Slechts enkele standhouders hadden ter gelegenheid van de beurs een speciale expositie gemaakt. Jeannot Barr, één van de organisatoren, had een interessante collectie prenten onder de titel Whistler and His Influence bijeengebracht.
De beurs was kwalitatief van hoog niveau, de prijzen sloten zich daar ondanks de gezakte dollar bij aan, hoewel er zoals altijd ook prenten voor zeer redelijke prijs te koop waren.

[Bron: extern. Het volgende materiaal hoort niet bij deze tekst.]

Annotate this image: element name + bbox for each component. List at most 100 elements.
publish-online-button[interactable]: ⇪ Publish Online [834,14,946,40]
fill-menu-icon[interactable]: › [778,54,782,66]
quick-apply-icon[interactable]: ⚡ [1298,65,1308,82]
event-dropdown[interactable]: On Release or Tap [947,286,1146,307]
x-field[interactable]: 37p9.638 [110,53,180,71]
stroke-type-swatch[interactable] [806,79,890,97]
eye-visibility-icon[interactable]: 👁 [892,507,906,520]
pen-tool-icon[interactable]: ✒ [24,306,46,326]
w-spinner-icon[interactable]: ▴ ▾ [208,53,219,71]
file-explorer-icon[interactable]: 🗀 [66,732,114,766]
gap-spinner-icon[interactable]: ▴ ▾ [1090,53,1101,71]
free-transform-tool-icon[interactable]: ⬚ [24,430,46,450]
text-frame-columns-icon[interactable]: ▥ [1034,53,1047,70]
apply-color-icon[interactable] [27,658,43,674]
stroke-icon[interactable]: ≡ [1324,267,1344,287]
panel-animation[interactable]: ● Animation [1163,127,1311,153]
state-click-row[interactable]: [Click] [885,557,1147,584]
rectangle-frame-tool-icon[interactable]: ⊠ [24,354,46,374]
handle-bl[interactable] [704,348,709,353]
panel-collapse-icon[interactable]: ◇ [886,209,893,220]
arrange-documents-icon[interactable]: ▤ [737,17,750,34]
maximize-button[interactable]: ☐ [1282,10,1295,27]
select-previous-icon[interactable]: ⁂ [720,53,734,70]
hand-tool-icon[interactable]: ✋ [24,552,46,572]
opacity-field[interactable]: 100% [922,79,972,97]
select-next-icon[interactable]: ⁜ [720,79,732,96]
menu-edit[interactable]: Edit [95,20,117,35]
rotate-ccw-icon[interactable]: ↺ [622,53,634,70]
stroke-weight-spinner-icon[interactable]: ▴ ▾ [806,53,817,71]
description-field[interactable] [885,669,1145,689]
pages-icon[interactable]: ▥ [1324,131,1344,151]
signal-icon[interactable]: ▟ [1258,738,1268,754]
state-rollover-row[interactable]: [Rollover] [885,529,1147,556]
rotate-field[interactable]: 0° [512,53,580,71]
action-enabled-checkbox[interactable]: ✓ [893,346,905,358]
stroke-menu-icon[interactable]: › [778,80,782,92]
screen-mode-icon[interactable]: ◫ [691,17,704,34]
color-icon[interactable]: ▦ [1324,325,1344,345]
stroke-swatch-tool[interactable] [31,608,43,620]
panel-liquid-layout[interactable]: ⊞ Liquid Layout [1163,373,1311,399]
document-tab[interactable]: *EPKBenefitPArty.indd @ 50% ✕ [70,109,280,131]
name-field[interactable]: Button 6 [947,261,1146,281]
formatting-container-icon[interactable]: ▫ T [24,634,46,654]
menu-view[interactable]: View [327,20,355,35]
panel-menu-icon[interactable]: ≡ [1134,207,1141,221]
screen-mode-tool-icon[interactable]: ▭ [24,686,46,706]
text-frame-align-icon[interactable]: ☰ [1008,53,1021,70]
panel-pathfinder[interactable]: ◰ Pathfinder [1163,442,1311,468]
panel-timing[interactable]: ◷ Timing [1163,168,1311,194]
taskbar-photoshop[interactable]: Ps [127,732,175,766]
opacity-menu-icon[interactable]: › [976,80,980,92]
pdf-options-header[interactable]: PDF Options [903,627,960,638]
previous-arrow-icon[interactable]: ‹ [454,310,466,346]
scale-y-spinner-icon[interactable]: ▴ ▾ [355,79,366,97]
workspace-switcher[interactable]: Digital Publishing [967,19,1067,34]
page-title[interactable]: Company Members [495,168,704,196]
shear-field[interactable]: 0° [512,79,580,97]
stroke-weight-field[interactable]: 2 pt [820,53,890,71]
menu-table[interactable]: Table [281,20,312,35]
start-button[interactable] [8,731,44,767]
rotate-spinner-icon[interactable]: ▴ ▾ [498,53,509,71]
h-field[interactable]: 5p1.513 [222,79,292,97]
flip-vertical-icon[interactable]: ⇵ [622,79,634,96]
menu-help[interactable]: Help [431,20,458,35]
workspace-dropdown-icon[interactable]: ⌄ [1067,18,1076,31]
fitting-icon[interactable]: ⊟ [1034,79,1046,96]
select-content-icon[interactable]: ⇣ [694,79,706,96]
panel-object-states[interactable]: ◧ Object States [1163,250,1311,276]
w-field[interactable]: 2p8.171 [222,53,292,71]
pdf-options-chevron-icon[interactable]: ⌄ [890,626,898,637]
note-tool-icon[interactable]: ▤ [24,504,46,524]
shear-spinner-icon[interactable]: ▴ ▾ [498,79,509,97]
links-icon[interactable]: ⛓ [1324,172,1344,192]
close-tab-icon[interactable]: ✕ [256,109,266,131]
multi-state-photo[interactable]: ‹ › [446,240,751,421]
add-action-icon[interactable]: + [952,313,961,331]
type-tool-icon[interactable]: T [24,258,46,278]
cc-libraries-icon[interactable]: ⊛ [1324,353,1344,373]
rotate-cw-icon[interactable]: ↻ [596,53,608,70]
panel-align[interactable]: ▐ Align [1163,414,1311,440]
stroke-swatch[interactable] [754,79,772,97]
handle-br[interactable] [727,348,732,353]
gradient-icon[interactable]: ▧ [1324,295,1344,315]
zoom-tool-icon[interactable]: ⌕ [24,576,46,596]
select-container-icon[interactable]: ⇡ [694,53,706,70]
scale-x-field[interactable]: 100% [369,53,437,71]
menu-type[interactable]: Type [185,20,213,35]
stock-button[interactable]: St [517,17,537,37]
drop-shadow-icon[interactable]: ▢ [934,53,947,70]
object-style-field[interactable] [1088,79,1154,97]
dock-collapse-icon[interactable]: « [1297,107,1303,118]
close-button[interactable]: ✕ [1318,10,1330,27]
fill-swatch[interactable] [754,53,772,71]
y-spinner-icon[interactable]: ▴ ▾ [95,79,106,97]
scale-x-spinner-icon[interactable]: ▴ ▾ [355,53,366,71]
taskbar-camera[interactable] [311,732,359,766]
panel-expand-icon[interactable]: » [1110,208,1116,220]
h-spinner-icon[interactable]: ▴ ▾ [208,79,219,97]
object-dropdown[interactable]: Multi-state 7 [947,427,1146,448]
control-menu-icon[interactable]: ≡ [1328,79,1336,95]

Beurzen van dit soort bestaan er pas een paar jaar. Het jonge bestaan van de New York Print Fair was misschien debet aan de op sommige punten falende organisatie ervan. Vorig jaar klapte een uur voor de opening een deel van de stands als een kaartenhuis inéén. Dit jaar was de opbouw van de stands nog in volle gang, toen de deelnemers arriveerden om te gaan inrichten. Het schilderen duurde, met het door de vakbond verplichte uur lunchpauze nog tot twee uur, terwijl de voorbezichtiging om vier uur begon. Eén stand bleef zelfs geheel ongeschilderd. Het weekend, lang van te voren uitgezocht, viel helaas precies op Yom Kippur, een belangrijke Joodse feestdag, en de maandag aansluitend was het Columbusday, een nationale feestdag. Eén en ander maakte dat zelfs fanatieke prentliefhebbers er na enige druk van hun familie de voorkeur aan gaven om dit extra lange weekend in hun buitenhuis of anderszins door te brengen. Hierdoor hebben ze wel een beurs van hoog niveau gemist, waar prenten en ook tekeningen te zien en te koop waren vanaf de vroege zestiende eeuw tot heden.